De bezetter voor schut zetten, het is altijd weer leuk. En smokkelaar Sjefke beheerst die kunst als geen ander. Hij dankt er zelfs zijn bijnaam aan: de Stoutmoedige.
Maar op deze zonnige lentedag in 1943 gaat het bijna mis…
“Ja, jij daar. Inleveren, dat vat!” De stem van de grenswachter klinkt dreigend. Sjefke heeft geen andere keus dan te doen wat hem wordt opgedragen. Het is de eerste keer in zijn smokkelaarsbestaan dat de commiezen hem betrappen. Verdorie, denkt hij, daar gaat de petroleum die ik zo hard nodig had. Gelukkig komt hij er met een boete van 15 mark van af. Dat had ook heel anders kunnen uitpakken…
Tijd voor wraak
Als de avond valt, is het tijd voor wraak. Sjefke vermomt zich als boer en strijkt neer in de plaatselijke kroeg. Hier drinken de Duitse douaniers een borrel als hun dienst erop zit.
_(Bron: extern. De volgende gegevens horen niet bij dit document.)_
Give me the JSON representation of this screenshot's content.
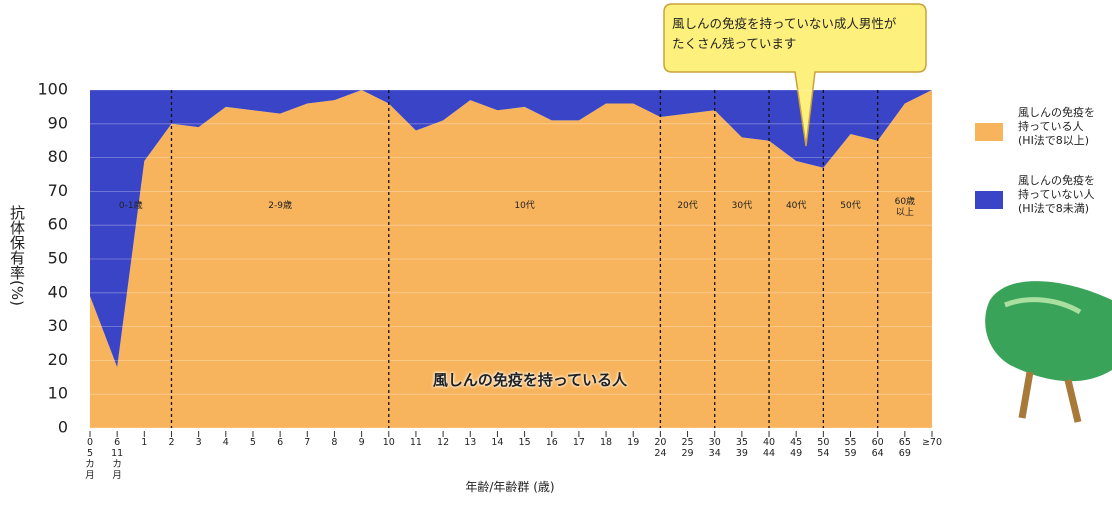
{
  "chart_data": {
    "type": "stacked-area",
    "ylabel": "抗体保有率(%)",
    "xlabel": "年齢/年齢群 (歳)",
    "categories": [
      "0\n5\nカ\n月",
      "6\n11\nカ\n月",
      "1",
      "2",
      "3",
      "4",
      "5",
      "6",
      "7",
      "8",
      "9",
      "10",
      "11",
      "12",
      "13",
      "14",
      "15",
      "16",
      "17",
      "18",
      "19",
      "20\n24",
      "25\n29",
      "30\n34",
      "35\n39",
      "40\n44",
      "45\n49",
      "50\n54",
      "55\n59",
      "60\n64",
      "65\n69",
      "≥70"
    ],
    "series": [
      {
        "name": "風しんの免疫を\n持っている人\n(HI法で8以上)",
        "color": "#f7b45c",
        "values": [
          39,
          18,
          79,
          90,
          89,
          95,
          94,
          93,
          96,
          97,
          100,
          96,
          88,
          91,
          97,
          94,
          95,
          91,
          91,
          96,
          96,
          92,
          93,
          94,
          86,
          85,
          79,
          77,
          87,
          85,
          96,
          100
        ]
      },
      {
        "name": "風しんの免疫を\n持っていない人\n(HI法で8未満)",
        "color": "#3a44c6",
        "values": [
          61,
          82,
          21,
          10,
          11,
          5,
          6,
          7,
          4,
          3,
          0,
          4,
          12,
          9,
          3,
          6,
          5,
          9,
          9,
          4,
          4,
          8,
          7,
          6,
          14,
          15,
          21,
          23,
          13,
          15,
          4,
          0
        ]
      }
    ],
    "ylim": [
      0,
      100
    ],
    "yticks": [
      0,
      10,
      20,
      30,
      40,
      50,
      60,
      70,
      80,
      90,
      100
    ],
    "grid": true,
    "groups": [
      "0-1歳",
      "2-9歳",
      "10代",
      "20代",
      "30代",
      "40代",
      "50代",
      "60歳\n以上"
    ],
    "area_label": "風しんの免疫を持っている人",
    "callout": "風しんの免疫を持っていない成人男性が\nたくさん残っています",
    "legend": "right"
  }
}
Alleen … naar Sjefkes smaak zijn dat er niet genoeg.
“Neem nog een Schnaps,” roept hij uit, “ik trakteer.” Een halfuur later zit de stemming er zo goed in, dat de Duitsers helemaal vergeten dat het oorlog is. En Sjefke? Die is inmiddels vertrokken, omdat hij iets belangrijkers te doen heeft.
De volgende ochtend komen de mannen – nadat ze hun roes hebben uitgeslapen – weer bij de grenspost. Aan het vat petroleum gaan ze niet veel meer hebben. Dat is om onverklaarbare redenen veranderd in … water!